Research shows the incidence of skin cancer among non-Hispanic white individuals is almost 30 times higher than that among non-Hispanic Black or Asian/Pacific Islander individuals. While not as common among people with skin of color, skin cancer is still a risk. Research also indicates that skin cancer in patients with skin of color is often diagnosed at a more advanced stage, when it’s more difficult to treat.

“What’s concerning is that invasive melanoma — melanoma that grows deeper into the skin or spreads to other parts of the body — is projected to be the fifth most commonly diagnosed cancer for both men and women this year,” says Brodell. “We need to make sure that everyone understands their risk for skin cancer and takes steps to prevent it as well as detect it early before it spreads.”

Keeping risk factors in mind along with practicing safe sun — such as seeking shade, wearing sun-protective clothing, and applying sunscreen — is critically important, says Dr. Brodell.
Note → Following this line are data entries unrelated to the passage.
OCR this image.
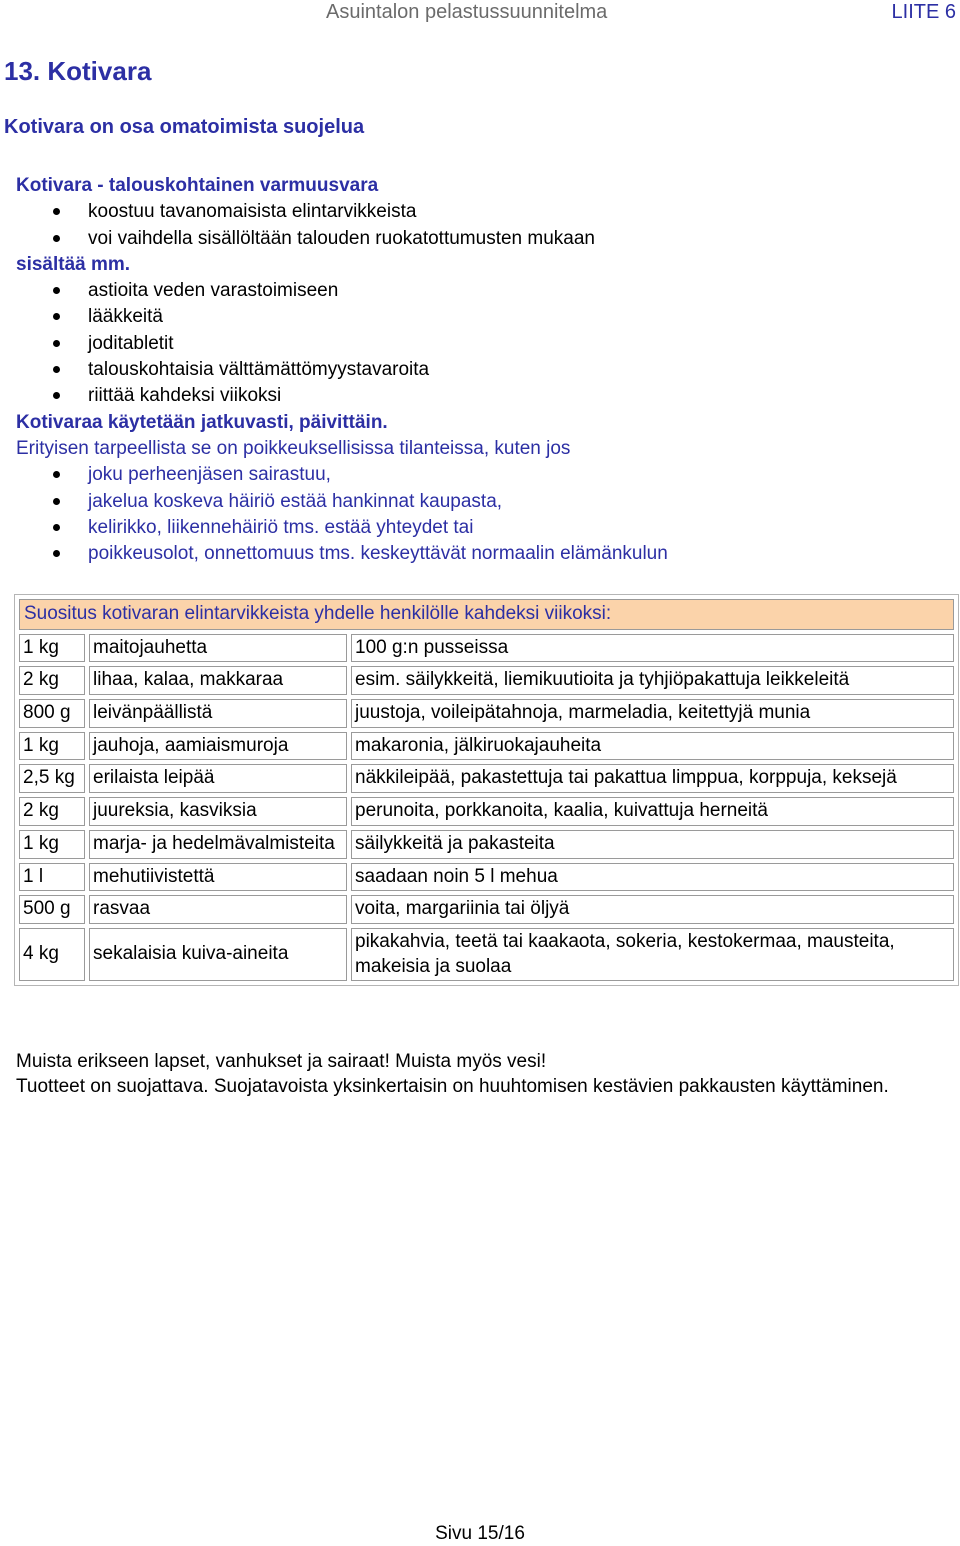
Asuintalon pelastussuunnitelma	LIITE 6
13. Kotivara
Kotivara on osa omatoimista suojelua
Kotivara - talouskohtainen varmuusvara
koostuu tavanomaisista elintarvikkeista
voi vaihdella sisällöltään talouden ruokatottumusten mukaan
sisältää mm.
astioita veden varastoimiseen
lääkkeitä
joditabletit
talouskohtaisia välttämättömyystavaroita
riittää kahdeksi viikoksi
Kotivaraa käytetään jatkuvasti, päivittäin.
Erityisen tarpeellista se on poikkeuksellisissa tilanteissa, kuten jos
joku perheenjäsen sairastuu,
jakelua koskeva häiriö estää hankinnat kaupasta,
kelirikko, liikennehäiriö tms. estää yhteydet tai
poikkeusolot, onnettomuus tms. keskeyttävät normaalin elämänkulun
Suositus kotivaran elintarvikkeista yhdelle henkilölle kahdeksi viikoksi:		
1 kg	maitojauhetta	100 g:n pusseissa
2 kg	lihaa, kalaa, makkaraa	esim. säilykkeitä, liemikuutioita ja tyhjiöpakattuja leikkeleitä
800 g	leivänpäällistä	juustoja, voileipätahnoja, marmeladia, keitettyjä munia
1 kg	jauhoja, aamiaismuroja	makaronia, jälkiruokajauheita
2,5 kg	erilaista leipää	näkkileipää, pakastettuja tai pakattua limppua, korppuja, keksejä
2 kg	juureksia, kasviksia	perunoita, porkkanoita, kaalia, kuivattuja herneitä
1 kg	marja- ja hedelmävalmisteita	säilykkeitä ja pakasteita
1 l	mehutiivistettä	saadaan noin 5 l mehua
500 g	rasvaa	voita, margariinia tai öljyä
4 kg	sekalaisia kuiva-aineita	pikakahvia, teetä tai kaakaota, sokeria, kestokermaa, mausteita, makeisia ja suolaa
Muista erikseen lapset, vanhukset ja sairaat! Muista myös vesi!
Tuotteet on suojattava. Suojatavoista yksinkertaisin on huuhtomisen kestävien pakkausten käyttäminen.
Sivu 15/16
He also emphasizes that skin cancer is highly treatable when caught early, so it’s important to know what to look for and encourages everyone to perform regular skin self-exams. (The AAD’s 2021 SPOT Skin Cancer™ survey showed that 32% of U.S. adults have never done a skin self-exam).

Skin Cancer Warning Signs

Skin cancer warning signs include changes in size, shape, or color of a mole or other skin lesion, the appearance of a new growth on the skin, or a sore that doesn’t heal. If you notice any spots on your skin that are different from the others, or anything changing, itching or bleeding, the AAD recommends that you make an appointment with a board-certified dermatologist.

To help people find a possible melanoma on their skin, dermatologists created the ABCDEs of melanoma.

A is for Asymmetry: One half of the spot is unlike the other half.

B is for Border: The spot has an irregular, scalloped, or poorly defined border.

C is for Color: The spot has varying colors from one area to the next, such as shades of tan, brown or black, or areas of white, red, or blue.

D is for Diameter: While melanomas are usually greater than 6 millimeters, or about the size of a pencil eraser, when diagnosed, they can be smaller.

E is for Evolving: The spot looks different from the rest or is changing in size, shape, or color.